Rets – Qual era a intenção do Fórum Cearense de Mulheres com a Manifestação do dia 25? Qual foi seu impacto na cobertura que a imprensa local estava fazendo do caso?
Nilze da Costa e Silva – A intenção principal era prestar solidariedade às meninas de Santana do Acaraú, que, insolitamente, foram transformadas de vitimas em rés. A cidade é muito pobre e as famílias recebiam cestas básicas do padre. Essa miséria faz com que isso se torne a coisa mais natural do mundo. O impacto do nosso protesto foi visível, embora o jornal tenha noticiado em manchete que nosso protesto era contra a imprensa. Mas a ombudsman do jornal ficou a nosso favor e achou a entrevista chula e depreciativa para as jovens. Outro impacto importante foi o fato ter ficado na mídia por quase uma semana, o que faz com que o padre esteja na mira do julgamento das pessoas, pois a justiça é falha quando se trata de crimes de pessoas importantes.
Rets – Reportagens como a feita pelo repórter de O Povo não são necessárias para que os culpados sejam devidamente acusados? Ainda, tais detalhes não são necessários para alertar outras mães e prevenir que esse tipo de situação se repita?
Nilze – Sabe, eu acho que a divulgação de fatos como esses pela imprensa é necessária, sim, para evitar a impunidade. Mas faltou ao repórter a percepção de que aquelas meninas estavam envergonhadas e sitiadas em sua comunidade e mais ainda com a repetição das perguntas: "Ele pegou nos seus seios? Mas você não disse que ele pegou nos seus seios? Você viu o padre nu?". A certa altura, o próprio repórter diz que ela apenas fez que sim com a cabeça. Ele poderia ter contextualizado dentro da matéria que teria ouvido das meninas a confirmação de que elas foram molestadas pelo padre.

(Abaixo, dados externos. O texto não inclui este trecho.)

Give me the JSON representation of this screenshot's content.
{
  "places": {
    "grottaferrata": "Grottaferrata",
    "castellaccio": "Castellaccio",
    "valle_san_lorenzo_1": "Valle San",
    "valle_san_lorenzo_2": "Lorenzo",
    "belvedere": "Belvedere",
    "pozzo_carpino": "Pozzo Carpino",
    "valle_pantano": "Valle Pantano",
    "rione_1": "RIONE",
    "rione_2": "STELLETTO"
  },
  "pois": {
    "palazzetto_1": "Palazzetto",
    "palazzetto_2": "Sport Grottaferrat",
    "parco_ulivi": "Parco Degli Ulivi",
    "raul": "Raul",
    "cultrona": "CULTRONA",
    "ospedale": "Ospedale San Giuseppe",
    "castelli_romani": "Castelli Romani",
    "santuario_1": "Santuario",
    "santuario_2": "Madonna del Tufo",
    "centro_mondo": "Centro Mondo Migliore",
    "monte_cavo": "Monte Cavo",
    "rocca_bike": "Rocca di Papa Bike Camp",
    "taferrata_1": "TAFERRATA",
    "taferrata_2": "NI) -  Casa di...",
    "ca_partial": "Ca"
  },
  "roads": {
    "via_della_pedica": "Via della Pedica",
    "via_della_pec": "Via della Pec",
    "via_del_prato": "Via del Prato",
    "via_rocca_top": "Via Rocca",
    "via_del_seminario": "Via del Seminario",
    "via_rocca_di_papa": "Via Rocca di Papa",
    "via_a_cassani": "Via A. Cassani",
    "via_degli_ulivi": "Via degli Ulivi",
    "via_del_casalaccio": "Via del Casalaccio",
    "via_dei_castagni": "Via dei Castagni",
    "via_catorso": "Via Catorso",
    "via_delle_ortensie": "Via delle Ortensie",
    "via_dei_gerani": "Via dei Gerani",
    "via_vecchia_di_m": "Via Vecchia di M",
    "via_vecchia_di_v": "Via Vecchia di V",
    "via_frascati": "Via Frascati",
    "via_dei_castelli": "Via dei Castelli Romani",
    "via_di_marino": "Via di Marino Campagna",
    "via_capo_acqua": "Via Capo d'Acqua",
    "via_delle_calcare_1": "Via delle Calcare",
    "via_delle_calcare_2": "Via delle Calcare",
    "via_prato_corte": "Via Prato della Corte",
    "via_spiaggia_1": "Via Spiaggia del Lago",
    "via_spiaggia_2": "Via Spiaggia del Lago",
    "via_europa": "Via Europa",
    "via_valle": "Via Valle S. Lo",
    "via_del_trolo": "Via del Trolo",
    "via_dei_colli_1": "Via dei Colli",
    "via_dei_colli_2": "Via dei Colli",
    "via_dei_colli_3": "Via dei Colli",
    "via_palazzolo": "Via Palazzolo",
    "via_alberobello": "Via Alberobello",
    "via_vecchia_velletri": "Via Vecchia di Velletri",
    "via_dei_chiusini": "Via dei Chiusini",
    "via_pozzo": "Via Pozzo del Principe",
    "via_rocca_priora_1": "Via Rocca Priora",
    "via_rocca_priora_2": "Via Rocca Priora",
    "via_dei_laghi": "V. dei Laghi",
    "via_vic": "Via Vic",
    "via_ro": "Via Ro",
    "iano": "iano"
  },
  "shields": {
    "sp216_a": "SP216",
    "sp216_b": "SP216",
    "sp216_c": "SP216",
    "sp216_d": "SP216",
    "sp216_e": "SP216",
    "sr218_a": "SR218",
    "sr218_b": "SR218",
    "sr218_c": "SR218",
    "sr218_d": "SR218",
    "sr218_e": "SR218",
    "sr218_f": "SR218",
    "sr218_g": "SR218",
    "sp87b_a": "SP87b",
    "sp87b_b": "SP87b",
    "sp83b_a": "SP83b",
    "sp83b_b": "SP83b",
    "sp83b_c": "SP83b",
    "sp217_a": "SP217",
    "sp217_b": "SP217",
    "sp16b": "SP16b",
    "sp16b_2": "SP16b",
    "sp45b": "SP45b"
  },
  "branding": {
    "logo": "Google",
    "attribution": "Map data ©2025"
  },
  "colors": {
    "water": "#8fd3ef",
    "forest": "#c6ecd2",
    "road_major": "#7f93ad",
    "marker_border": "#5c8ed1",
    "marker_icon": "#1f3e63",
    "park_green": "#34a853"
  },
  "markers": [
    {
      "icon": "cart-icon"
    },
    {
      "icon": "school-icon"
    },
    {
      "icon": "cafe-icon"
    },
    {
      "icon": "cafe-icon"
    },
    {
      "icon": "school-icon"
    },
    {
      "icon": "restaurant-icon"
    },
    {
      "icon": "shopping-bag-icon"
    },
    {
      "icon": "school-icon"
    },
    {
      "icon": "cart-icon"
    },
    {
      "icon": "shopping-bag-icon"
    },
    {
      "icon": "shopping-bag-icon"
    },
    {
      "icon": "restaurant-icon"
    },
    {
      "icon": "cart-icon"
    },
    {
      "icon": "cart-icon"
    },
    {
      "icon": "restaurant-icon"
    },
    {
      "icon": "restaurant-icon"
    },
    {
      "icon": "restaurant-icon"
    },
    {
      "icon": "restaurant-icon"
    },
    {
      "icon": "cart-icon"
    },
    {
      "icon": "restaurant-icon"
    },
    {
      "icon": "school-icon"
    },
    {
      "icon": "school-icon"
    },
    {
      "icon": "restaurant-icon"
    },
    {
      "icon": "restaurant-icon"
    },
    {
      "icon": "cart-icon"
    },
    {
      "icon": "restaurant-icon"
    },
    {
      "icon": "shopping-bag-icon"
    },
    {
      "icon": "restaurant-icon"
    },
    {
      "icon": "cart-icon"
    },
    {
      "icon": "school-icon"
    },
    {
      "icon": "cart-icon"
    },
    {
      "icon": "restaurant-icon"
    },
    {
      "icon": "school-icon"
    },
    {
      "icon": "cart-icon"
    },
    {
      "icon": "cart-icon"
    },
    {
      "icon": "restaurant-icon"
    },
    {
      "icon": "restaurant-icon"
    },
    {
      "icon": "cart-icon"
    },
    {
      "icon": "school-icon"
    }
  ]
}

Rets – Existe algum posicionamento concreto da Ordem dos Frades Menores (congregação à qual o Frei Luiz pertence) quanto às denúncias?
Nilze – Não. A igreja silencia. Nem ao menos dá proteção e apoio às meninas.

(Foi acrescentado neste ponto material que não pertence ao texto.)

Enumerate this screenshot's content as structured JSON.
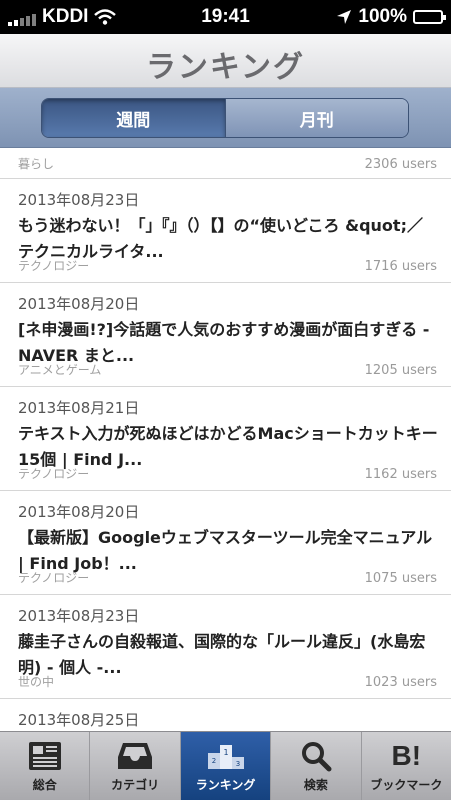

Rets – Outra denúncia – feita em matéria de capa da revista Época – também envolvia pedofilia por parte de um integrante da Ordem dos Frades Menores. O Fórum Cearense de Mulheres e a NAVE pretendem confrontar a Ordem para que seja tomada alguma providência mais concreta?
Nilze – Acho que nem vale a pena esse embate com a Igreja. Pretendemos exigir das autoridades (prefeitura e Estado) que volte sua atenção aos jovens dessas cidades, implementando políticas públicas que lhes permitam viver com dignidade. Aproveitando o ensejo, quando eu voltar do FSM para o Ceará, vou discutir com o pessoal da NAVE um projeto a ser apresentado ao Unicef de apoio a essas meninas. Ainda não sabemos como vai ser, mas algo relacionado com auto-estima, geração de renda para as maiores de 16 anos, bolsa-arte, desenvolvimento de suas potencialidades etc.

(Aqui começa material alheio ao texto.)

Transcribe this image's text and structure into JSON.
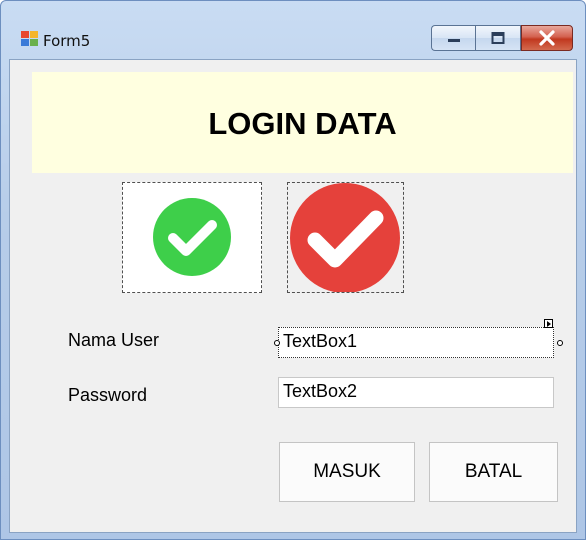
{
  "window": {
    "title": "Form5",
    "controls": {
      "minimize": "minimize",
      "maximize": "maximize",
      "close": "close"
    }
  },
  "banner": {
    "title": "LOGIN DATA",
    "background": "#ffffe0"
  },
  "pictures": [
    {
      "icon": "green-check-circle-icon",
      "color": "#3ecf4a"
    },
    {
      "icon": "red-check-circle-icon",
      "color": "#e5413b"
    }
  ],
  "form": {
    "username_label": "Nama User",
    "username_value": "TextBox1",
    "password_label": "Password",
    "password_value": "TextBox2"
  },
  "buttons": {
    "login": "MASUK",
    "cancel": "BATAL"
  }
}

Rets – O que pode ser ou está sendo feito para evitar que os pais e crianças vítimas de abusos como os de Santana percam o medo e façam denúncias?
Nilze – No dia 30, algumas entidades que participaram do movimento foram a Santana do Acaraú (eu não pude, pois já tinha viajado) levando uma nota à população, explicando o que significa abuso sexual, que é crime, mas quem deve ser punido são os que aliciam as menores. Que as meninas foram corajosas por terem denunciado e merecem nosso respeito e solidariedade.
Rets – Você gostaria de completar com mais algum comentário sobre o caso?
Nilze – Acho que esse caso das meninas teve um lado de aprendizado para nós. Temos que fazer alguma coisa e não só ficar reclamando. O papel do terceiro setor não é substituir o papel do Estado, mas temos que fazer a nossa parte. Esperamos que outras entidades que não se pronunciaram, como as de defesa da criança e adolescente – CEDECA [Centro de Defesa da Criança e do Adolescente], por exemplo – passem a olhar melhor para esses jovens excluídos da cidadania.